OFSTED, the schools inspectorate, has sounded the alarm bell that the relationship between teachers and technology is in trouble. Pupils get on well with technology and so do newly qualified teachers.The problem lies with their more experienced colleagues. Funding is not the problem. Not only has the budget for infrastructure and training been increased, but lottery funding has also been made available through the New Opportunities Fund.OFSTED believes that there is an unprecedented willingness in the teaching profession to embrace technology, but so far there has been little effect on teaching and learning. In six out of ten schools training has failed to adequately tackle issues relating to the quality of technology. Where teachers have been left to their own devices to use distance learning materials in their own time, they have often made little headway. A significant number of teachers still experience difficulty with technology. Too many schools still have trouble in managing their technical resources and struggle to use technology across the full range of subjects. There is also criticism of the minority of Local Education Authorities who give week support for developing the use of technology.

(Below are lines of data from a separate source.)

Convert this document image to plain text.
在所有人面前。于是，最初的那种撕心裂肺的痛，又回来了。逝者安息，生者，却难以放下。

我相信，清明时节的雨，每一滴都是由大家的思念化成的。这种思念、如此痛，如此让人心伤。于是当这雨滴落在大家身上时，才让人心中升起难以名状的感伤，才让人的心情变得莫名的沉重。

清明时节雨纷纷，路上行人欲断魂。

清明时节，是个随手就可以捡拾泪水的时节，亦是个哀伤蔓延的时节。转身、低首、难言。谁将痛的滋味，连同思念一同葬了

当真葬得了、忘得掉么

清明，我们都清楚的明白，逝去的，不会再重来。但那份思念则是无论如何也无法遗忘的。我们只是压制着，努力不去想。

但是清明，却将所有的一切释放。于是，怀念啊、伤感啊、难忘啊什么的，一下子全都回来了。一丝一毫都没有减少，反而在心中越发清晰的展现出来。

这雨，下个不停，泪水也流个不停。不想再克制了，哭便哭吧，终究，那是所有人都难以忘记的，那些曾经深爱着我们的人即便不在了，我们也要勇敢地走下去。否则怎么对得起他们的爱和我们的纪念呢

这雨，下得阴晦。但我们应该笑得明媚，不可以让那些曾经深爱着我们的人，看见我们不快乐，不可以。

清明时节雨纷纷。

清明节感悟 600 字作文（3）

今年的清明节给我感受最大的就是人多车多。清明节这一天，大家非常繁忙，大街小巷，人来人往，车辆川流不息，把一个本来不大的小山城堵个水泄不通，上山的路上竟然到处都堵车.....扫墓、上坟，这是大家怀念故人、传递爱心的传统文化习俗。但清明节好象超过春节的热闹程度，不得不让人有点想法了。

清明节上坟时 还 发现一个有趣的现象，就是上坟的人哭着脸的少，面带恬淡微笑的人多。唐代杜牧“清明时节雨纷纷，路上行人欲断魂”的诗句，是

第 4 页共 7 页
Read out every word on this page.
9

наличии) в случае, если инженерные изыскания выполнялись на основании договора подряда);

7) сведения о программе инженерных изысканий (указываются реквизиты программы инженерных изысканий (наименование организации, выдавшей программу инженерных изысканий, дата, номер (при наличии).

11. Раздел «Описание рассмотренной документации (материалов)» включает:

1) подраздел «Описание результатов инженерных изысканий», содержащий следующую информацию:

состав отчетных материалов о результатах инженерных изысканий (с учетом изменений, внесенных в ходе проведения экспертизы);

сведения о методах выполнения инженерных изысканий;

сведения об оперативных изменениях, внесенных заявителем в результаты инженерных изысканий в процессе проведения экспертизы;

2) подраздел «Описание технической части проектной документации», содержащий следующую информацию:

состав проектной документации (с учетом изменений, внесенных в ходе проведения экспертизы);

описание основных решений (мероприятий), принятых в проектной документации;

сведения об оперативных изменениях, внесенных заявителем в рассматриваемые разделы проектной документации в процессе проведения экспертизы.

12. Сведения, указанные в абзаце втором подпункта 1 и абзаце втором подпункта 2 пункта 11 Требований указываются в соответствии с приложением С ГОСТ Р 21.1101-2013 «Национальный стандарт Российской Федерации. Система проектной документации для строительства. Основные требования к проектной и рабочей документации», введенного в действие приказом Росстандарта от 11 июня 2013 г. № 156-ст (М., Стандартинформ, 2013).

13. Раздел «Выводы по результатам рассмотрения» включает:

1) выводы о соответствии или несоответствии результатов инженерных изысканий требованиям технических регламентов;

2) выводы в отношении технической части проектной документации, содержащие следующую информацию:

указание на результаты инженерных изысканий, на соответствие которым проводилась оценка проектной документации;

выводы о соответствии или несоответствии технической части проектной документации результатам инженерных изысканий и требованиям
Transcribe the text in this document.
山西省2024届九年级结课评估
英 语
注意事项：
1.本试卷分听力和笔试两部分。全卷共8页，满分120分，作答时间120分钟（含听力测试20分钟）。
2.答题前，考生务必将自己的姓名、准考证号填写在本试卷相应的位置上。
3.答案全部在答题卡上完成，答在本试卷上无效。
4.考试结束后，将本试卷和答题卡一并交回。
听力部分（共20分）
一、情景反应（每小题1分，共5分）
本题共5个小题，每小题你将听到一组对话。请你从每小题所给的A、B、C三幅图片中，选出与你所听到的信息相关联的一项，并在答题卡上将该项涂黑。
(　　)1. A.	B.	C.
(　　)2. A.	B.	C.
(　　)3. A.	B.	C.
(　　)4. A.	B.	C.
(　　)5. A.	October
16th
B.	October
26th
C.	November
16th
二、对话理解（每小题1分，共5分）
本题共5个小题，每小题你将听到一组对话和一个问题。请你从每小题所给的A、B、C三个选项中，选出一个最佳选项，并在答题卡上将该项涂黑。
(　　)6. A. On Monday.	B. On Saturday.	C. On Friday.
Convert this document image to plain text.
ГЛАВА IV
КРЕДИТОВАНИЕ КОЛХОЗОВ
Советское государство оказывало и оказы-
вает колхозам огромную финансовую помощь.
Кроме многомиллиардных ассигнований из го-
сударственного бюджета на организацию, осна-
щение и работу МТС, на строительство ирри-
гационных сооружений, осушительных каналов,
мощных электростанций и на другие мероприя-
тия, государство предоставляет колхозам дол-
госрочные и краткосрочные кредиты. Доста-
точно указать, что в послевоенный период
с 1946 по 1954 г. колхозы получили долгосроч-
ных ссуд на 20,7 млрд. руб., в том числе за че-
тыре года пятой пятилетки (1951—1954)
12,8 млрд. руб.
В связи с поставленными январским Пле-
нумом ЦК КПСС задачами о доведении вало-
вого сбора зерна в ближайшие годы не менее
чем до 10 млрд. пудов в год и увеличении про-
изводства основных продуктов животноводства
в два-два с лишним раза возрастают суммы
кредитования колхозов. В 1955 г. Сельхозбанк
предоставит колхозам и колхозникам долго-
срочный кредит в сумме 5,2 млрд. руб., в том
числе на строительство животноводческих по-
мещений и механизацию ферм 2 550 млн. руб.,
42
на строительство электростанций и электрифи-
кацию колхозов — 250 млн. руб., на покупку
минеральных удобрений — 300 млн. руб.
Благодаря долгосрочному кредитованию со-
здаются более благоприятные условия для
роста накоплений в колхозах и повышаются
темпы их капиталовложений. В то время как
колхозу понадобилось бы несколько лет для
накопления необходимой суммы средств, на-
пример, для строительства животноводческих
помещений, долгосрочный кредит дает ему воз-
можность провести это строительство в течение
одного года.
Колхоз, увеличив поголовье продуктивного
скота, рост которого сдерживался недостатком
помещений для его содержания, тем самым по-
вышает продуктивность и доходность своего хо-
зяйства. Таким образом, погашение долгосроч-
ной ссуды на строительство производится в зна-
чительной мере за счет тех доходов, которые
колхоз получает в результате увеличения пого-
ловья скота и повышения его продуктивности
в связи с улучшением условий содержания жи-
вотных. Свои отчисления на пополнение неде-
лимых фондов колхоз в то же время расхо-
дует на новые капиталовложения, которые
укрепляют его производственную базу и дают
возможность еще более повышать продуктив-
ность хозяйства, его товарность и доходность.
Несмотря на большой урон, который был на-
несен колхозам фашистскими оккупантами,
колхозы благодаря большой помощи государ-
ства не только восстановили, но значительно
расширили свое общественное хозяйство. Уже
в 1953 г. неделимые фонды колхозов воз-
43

The inspectors found that training is most effective where senior managers in schools take an active interest in teachers’ progress, where there is effective peer support, and where groups of teachers meet for part of the training.
OFSTED urges the Government to look at technology funding beyond 2004 and to devise a strategy which takes account of the advent of broadband services to include libraries, community learning centres, museums and galleries alongside industrial, commercial and domestic uses. It also would like to see training in the strategic management of technology integrated into the national training programme for senior managers in schools.